Title: The influence of size (and composition) on the biogeochemical cycling of marine organic matter
Abstract: Marine organic matter (OM) represents one of Earth’s largest actively cycling reservoirs of organic carbon and nitrogen. Most OM is fixed during primary production and is rapidly cycled and remineralized. This process leaves behind many dissolved and particulate OM (DOM, POM) forms of varying biological reactivity – together comprising two vast reservoirs of nonliving organic matter in seawater. The processes controlling OM production and removal are important for carbon and nitrogen biogeochemical cycles, which regulate climate. However, many possible cycling mechanisms have hindered our ability to quantify OM transformation, degradation and turnover rates in the ocean. The size-reactivity continuum model presents a conceptual framework linking the biological and microbial carbon pumps (MCP) for understanding the mechanisms governing OM formation and mineralization. Based on early incubation experiments, the size-reactivity model suggests larger OM size classes are more bioavailable and more rapidly remineralized by microbes than smaller OM size classes.
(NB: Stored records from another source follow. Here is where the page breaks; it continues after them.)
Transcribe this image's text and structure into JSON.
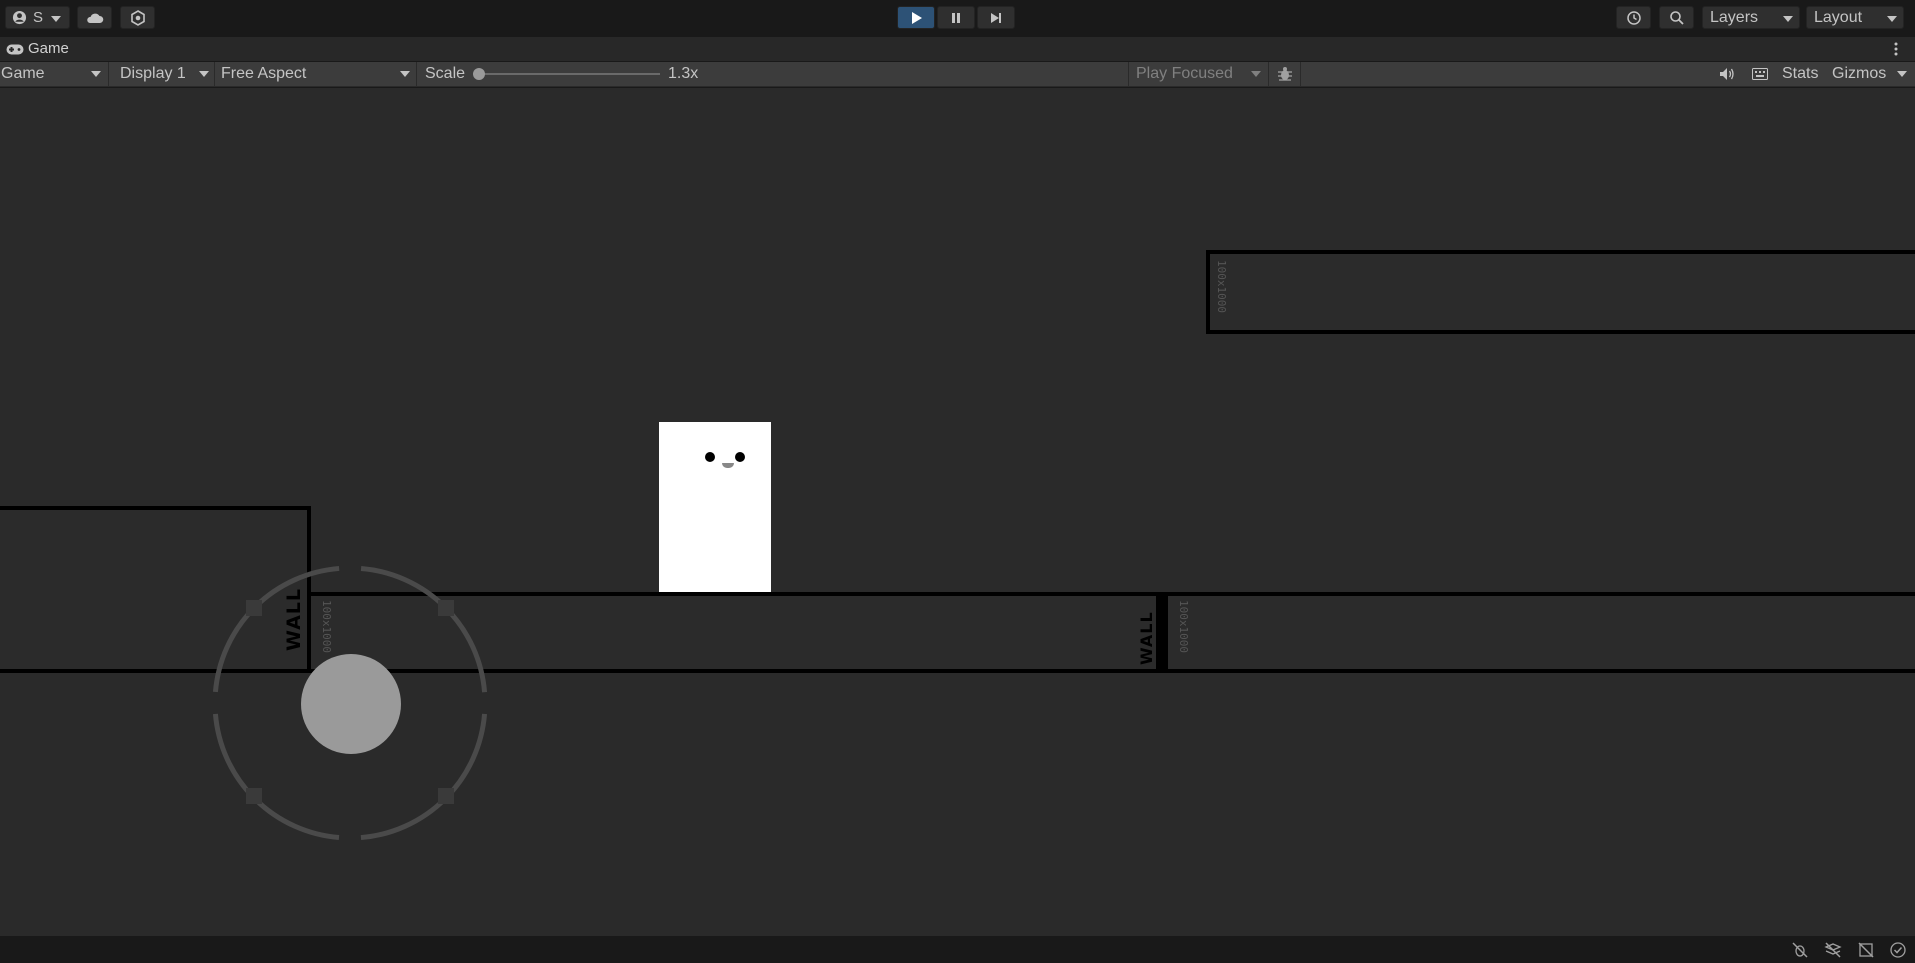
{
  "toolbar": {
    "account_label": "S",
    "layers_label": "Layers",
    "layout_label": "Layout"
  },
  "tab": {
    "title": "Game"
  },
  "game_bar": {
    "mode": "Game",
    "display": "Display 1",
    "aspect": "Free Aspect",
    "scale_label": "Scale",
    "scale_value": "1.3x",
    "play_focused": "Play Focused",
    "stats": "Stats",
    "gizmos": "Gizmos"
  },
  "scene": {
    "wall_text_1": "WALL",
    "wall_text_2": "WALL",
    "ground_tag_1": "100x1000",
    "ground_tag_2": "100x1000",
    "top_platform_tag": "100x1000"
  },
  "colors": {
    "play_active": "#2d5276",
    "viewport_bg": "#2a2a2a",
    "platform_border": "#000000",
    "player": "#ffffff"
  }
}
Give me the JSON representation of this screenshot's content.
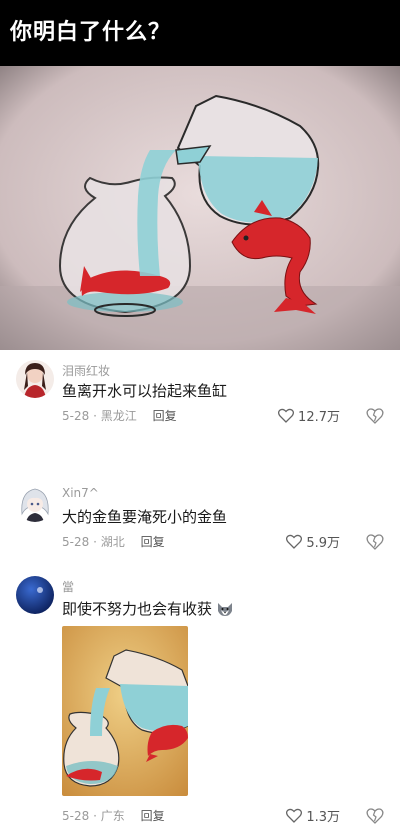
{
  "header": {
    "title": "你明白了什么？"
  },
  "comments": [
    {
      "username": "泪雨红妆",
      "text": "鱼离开水可以抬起来鱼缸",
      "date": "5-28",
      "location": "黑龙江",
      "reply_label": "回复",
      "likes": "12.7万"
    },
    {
      "username": "Xin7^",
      "text": "大的金鱼要淹死小的金鱼",
      "date": "5-28",
      "location": "湖北",
      "reply_label": "回复",
      "likes": "5.9万"
    },
    {
      "username": "當",
      "text": "即使不努力也会有收获",
      "date": "5-28",
      "location": "广东",
      "reply_label": "回复",
      "likes": "1.3万"
    }
  ],
  "icons": {
    "like": "heart-outline-icon",
    "dislike": "broken-heart-icon",
    "emoji": "wolf-face-emoji-icon"
  },
  "colors": {
    "header_bg": "#000000",
    "fish_red": "#d6262b",
    "water": "#8fd0d6",
    "text_secondary": "#9a9a9a"
  }
}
In this talk, I will highlight several of our radiocarbon (14C) studies which expand upon the size-reactivity model – seeking to understand the explicit relationships between OM size, 14C age and chemical composition. An analysis of OM carbon:nitrogen (C:N) ratio and 14C age spanning size from large POM to small DOM reveals that OM size is negatively correlated with 14C age and C:N ratios in the coastal, surface and deep Pacific Ocean. Our measurements suggest that OM is increasingly chemically-degraded as it decreases in size, and that small POM and DOM persist in the ocean longer than their larger counterparts. Based on these correlations, we estimate MCP production rates of small, biologically recalcitrant DOM at 0.11-0.14 Gt C yr-1 and ~0.005 Gt N yr-1 in the deep ocean. Our results suggest that the preferential remineralization of large over small POM and DOM is a key process governing OM cycling and deep ocean C storage. Taking a closer look at the DOM pool, we use a series of increasing DOM molecular size fractions from three depths in the Pacific to show that DOM 14C ages also decrease with increasing size. A size-age distribution model generally predicts the concentration and 14C age of size-fractionated DOM in the surface ocean, but reveals more complexity in the deep ocean. Ultimately these studies, together with past molecular-level and incubation work, suggest that biodegradation processes not only shape the size distributions of OM, but also their chemical composition, reactivity and storage in the deep ocean.